18) China se torna mais dificil a investidores estrangeiros

Pelo menos é o que diz esta matéria do Daily Telegraph, da Grã-Bretanha, e esta é mesmo a minha impressão. Com seu crescimento econômico e desenvolvimento social, a China se torna mais assertiva e passa a exibir traços de nacionalismo antes inexistentes...

China Closes Doors to European Businesses

(Short)
Doing business in China is getting harder, not easier, according to European businesses, as they laid out almost 600 pages of complaints in a new report. The report paints a troubling picture of the Chinese business landscape, filled with discrimination against foreign companies, arbitrary laws and regulations, and abuses of China's World Trade Organization obligations. (telegraph.co.uk)


China closes doors to European businesses
Doing business in China is getting harder, not easier, according to European businesses, as they laid out almost 600 pages of complaints in a new report.
By Malcolm Moore in Shanghai
The Daily Telegraph, 02 Sep 2009

The report, from the European Union Chamber of Commerce in China, covers the whole gamut of the Chinese economy, from industrial chemicals to mobile phones to banking.

It paints a troubling picture of the Chinese business landscape, filled with discrimination against foreign companies, arbitrary laws and regulations, and abuses of China's World Trade Organisation obligations.

Although China has repeatedly complained about protectionism in the United States and Europe, the report suggests that China is one of the most protectionist major economies.

Joerg Wuttke, the president of the European Chamber, warned that "China needs Europe more than Europe needs China", and pointed out that the EU is a bigger market than the US for China, and exports to European countries make up 7pc of Chinese GDP.

According to the World Bank, China ranks 83rd out of 181 countries in its annual assessment of how easy it is to do business. The emerging superpower scored lower than Kenya, Vanuatu and Colombia, but was judged better than Sierra Leone and Belarus.

Now, however, the business climate is getting worse.

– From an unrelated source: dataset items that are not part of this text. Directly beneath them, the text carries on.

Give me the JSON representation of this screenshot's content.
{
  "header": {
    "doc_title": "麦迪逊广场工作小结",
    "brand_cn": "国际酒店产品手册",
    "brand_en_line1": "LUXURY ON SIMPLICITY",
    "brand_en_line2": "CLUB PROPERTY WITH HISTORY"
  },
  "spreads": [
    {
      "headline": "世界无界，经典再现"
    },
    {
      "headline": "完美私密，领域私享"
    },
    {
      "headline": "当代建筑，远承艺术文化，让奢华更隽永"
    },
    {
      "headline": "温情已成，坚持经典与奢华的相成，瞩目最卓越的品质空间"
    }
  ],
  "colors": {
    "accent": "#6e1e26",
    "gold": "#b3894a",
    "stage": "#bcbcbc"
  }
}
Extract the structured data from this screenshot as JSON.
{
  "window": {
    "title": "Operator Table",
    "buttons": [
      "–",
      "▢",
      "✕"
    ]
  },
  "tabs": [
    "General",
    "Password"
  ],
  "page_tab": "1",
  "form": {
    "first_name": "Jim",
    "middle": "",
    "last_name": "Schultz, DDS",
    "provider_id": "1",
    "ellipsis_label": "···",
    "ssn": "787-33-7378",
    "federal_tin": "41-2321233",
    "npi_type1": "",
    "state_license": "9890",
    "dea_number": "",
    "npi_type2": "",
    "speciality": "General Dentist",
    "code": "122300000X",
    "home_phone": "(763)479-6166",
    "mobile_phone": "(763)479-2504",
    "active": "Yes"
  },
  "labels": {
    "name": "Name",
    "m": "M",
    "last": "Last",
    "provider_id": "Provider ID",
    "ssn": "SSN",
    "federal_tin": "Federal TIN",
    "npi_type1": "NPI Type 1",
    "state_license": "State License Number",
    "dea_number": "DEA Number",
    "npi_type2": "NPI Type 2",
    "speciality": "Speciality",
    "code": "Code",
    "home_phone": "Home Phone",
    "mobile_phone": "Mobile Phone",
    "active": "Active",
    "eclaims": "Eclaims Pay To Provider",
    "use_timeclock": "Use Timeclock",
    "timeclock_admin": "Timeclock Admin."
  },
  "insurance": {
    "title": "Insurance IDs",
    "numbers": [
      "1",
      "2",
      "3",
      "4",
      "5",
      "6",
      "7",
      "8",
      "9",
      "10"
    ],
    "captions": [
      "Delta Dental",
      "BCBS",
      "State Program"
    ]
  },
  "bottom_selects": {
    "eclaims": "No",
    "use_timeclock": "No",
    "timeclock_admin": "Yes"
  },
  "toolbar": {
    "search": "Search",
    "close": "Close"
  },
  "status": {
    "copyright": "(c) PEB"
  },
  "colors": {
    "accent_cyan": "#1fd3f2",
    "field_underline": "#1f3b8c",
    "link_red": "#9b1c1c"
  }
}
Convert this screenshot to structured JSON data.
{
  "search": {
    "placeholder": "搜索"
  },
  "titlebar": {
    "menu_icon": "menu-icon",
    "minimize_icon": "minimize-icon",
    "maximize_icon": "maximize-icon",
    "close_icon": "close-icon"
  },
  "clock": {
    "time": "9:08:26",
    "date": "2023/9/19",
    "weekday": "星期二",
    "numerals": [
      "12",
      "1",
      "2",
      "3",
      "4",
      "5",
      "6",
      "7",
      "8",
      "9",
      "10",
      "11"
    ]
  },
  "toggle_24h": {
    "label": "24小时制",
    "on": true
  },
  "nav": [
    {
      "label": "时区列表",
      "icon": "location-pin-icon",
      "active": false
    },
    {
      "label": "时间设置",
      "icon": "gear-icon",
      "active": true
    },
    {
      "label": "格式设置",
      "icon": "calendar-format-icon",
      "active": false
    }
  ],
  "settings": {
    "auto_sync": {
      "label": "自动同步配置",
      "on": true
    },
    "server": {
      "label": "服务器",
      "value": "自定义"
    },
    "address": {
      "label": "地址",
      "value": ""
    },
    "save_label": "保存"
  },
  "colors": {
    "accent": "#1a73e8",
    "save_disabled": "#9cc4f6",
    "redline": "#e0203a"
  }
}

Mr Wuttke said in many sectors there had been "a slowdown, and in some cases partial reversal, of the reforms of recent years".

He noted that there have been a rising number of government interventions and that foreign investment restrictions have also increased. The EU report contains over 500 recommendations on how China could improve the situation, drawn from the 1,400 European companies working in the country.

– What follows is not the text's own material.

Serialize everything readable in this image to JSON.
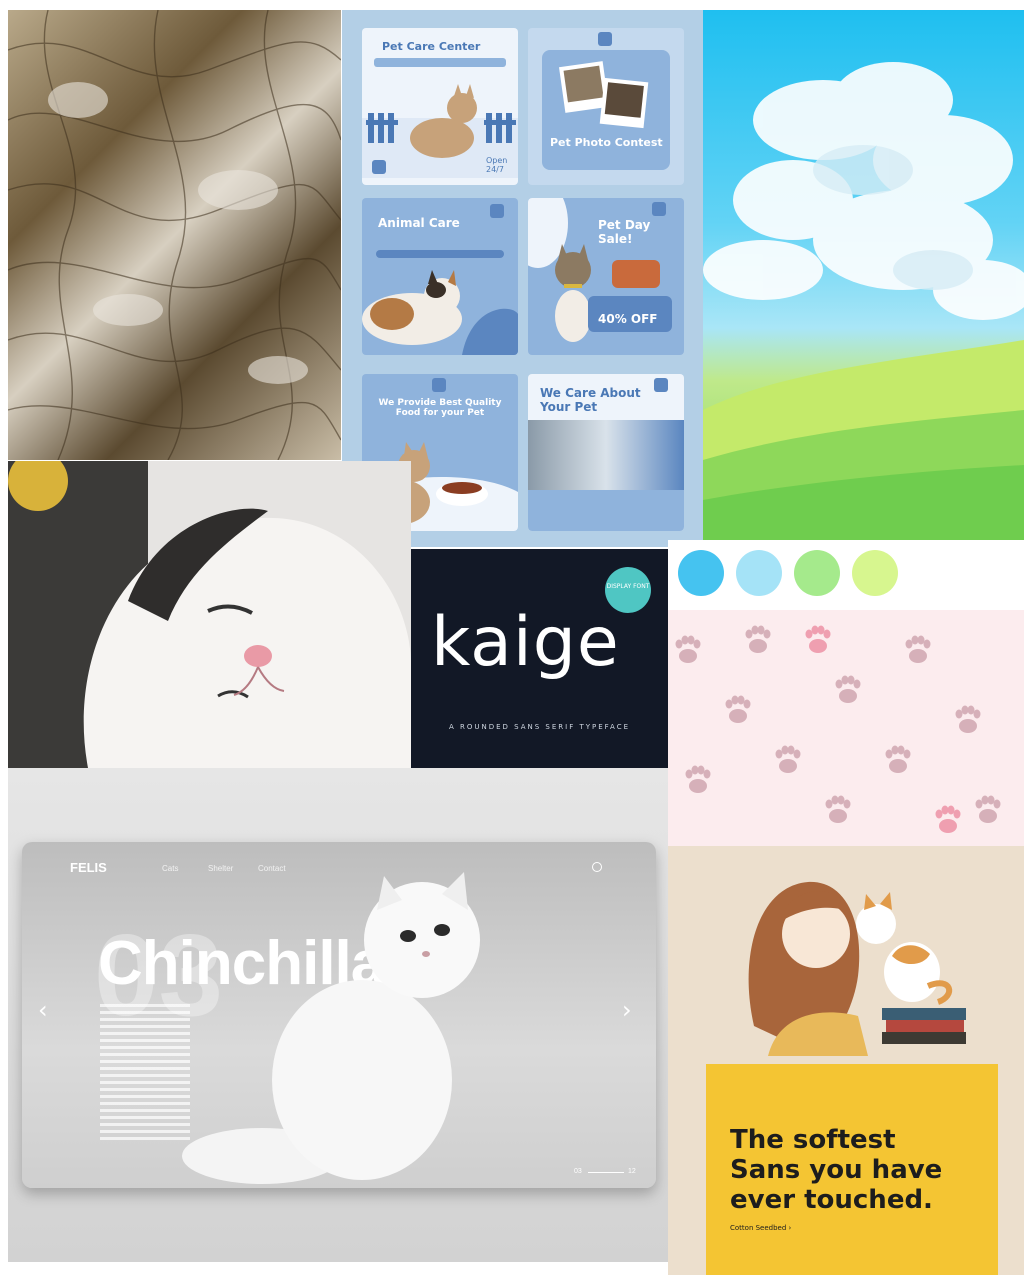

In particular, the report criticises China's joint-venture requirements, which means that foreign companies in some sectors can only own up to 50pc of a company.

In the car sector, Chinese companies are able to buy European car makers, but foreign manufacturers in China have to do joint-ventures to operate and are allowed a maximum of two plants.

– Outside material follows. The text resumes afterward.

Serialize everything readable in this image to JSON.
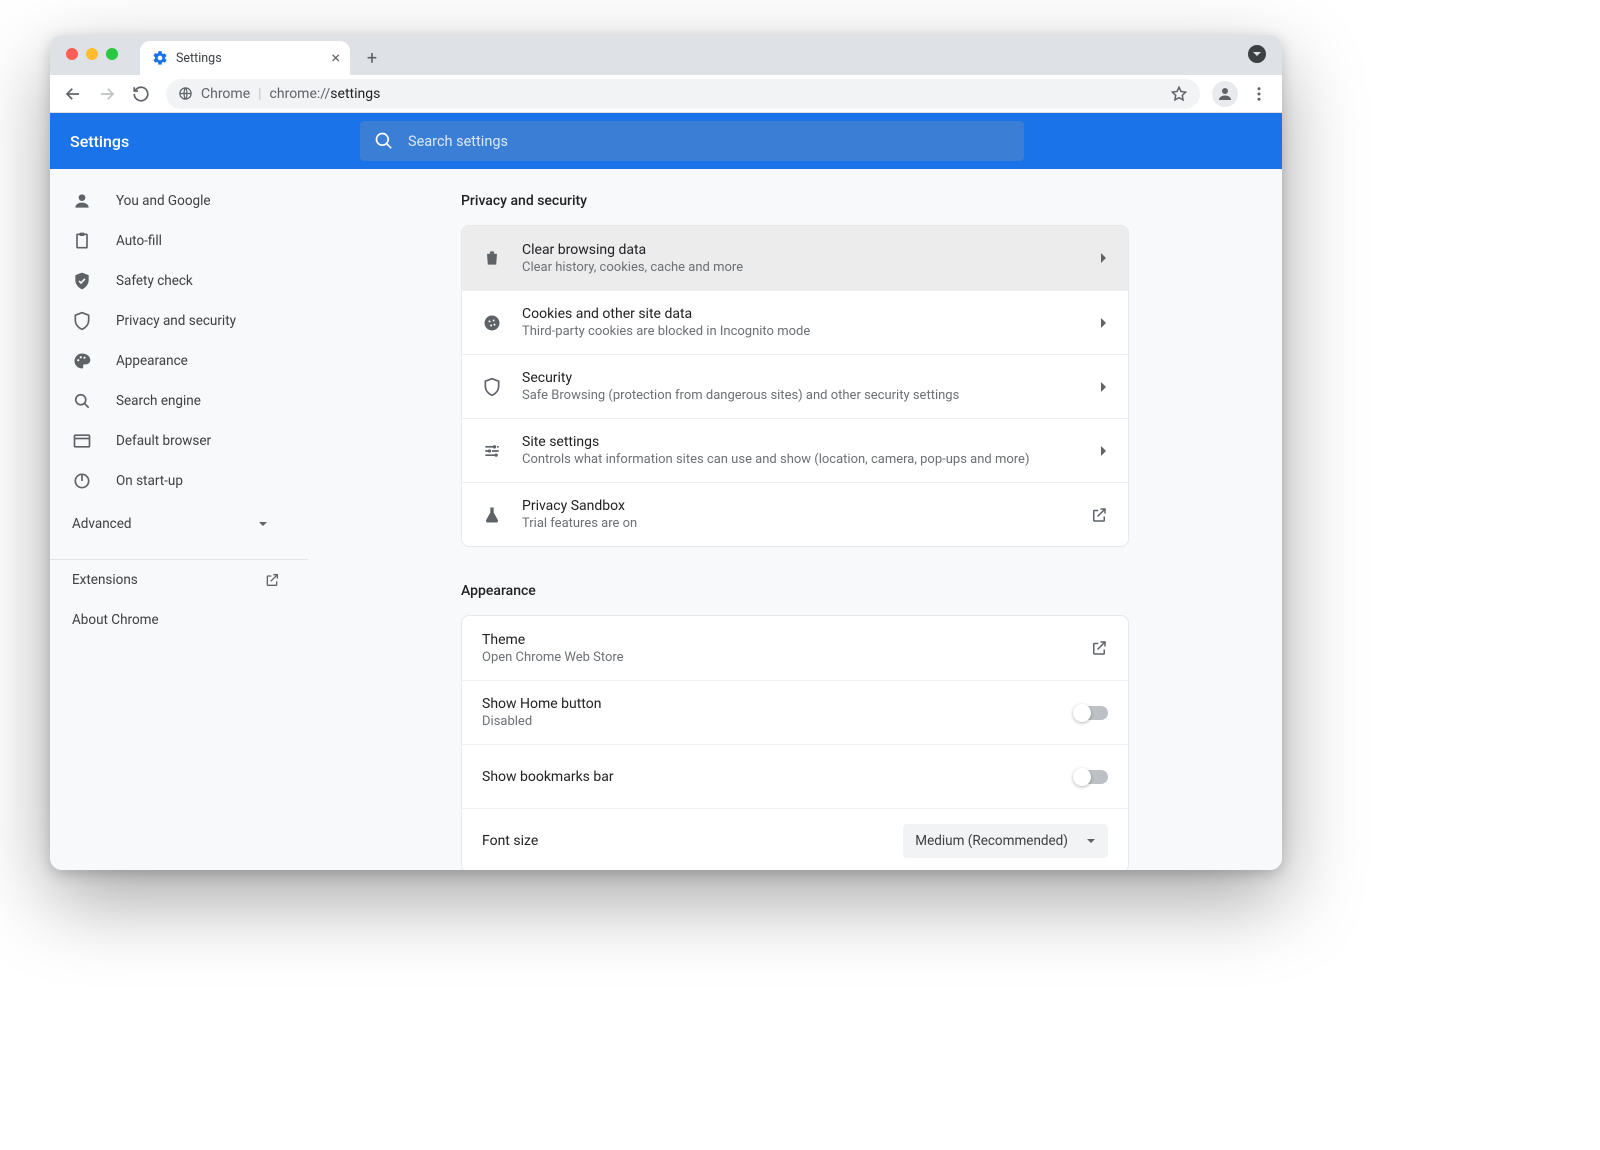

Meanwhile, foreign companies have been repeatedly barred for bidding from government contracts, even though China pledged that its Pounds400 billion of stimulus cash would be allocated to both local and foreign firms. "Bids by four foreign-invested wind energy companies in Shanghai, Shandong and Tianjin for a Eu5 billion project for 25 sets of wind turbine generators were rejected in the first round," the report notes.

The European Chamber says foreign companies are "excluded outright" from China's service sector, and uses Amadeus, a Spanish travel-booking company, as an example. More than seven years since China signed up to the WTO, it has still not granted Amadeus, a computer travel reservation system, the right to issue tickets and reservations to the growing Chinese market.

Meanwhile, China's host of technical regulations and certification procedures "blatantly discriminate" against foreign companies, said Dr Wuttke. The report cites an unnamed company that was the market leader in providing encryption services to Chinese banking, telecoms and public transport firms until the government "suddenly" required a new certification from the Office of Security Commercial Code Administration (OSCCA). "Not one foreign company or foreign-invested Chinese company has to date received OSCCA certification," the report points out.

More problems included a lack of transparency over regulations, little consultation, and an unfair enforcement of rules against foreign companies when Chinese firms are rarely picked up.

Dr Wuttke, who has complained in the past that China has not permitted a single major takeover by a foreign company of a domestic firm, also said government decisions were rarely explained. "There was no substantive analysis or evidence supporting the rejection of Coca Cola's merger with Huiyan, which doesn't help dispel suspicions of protectionism," he said.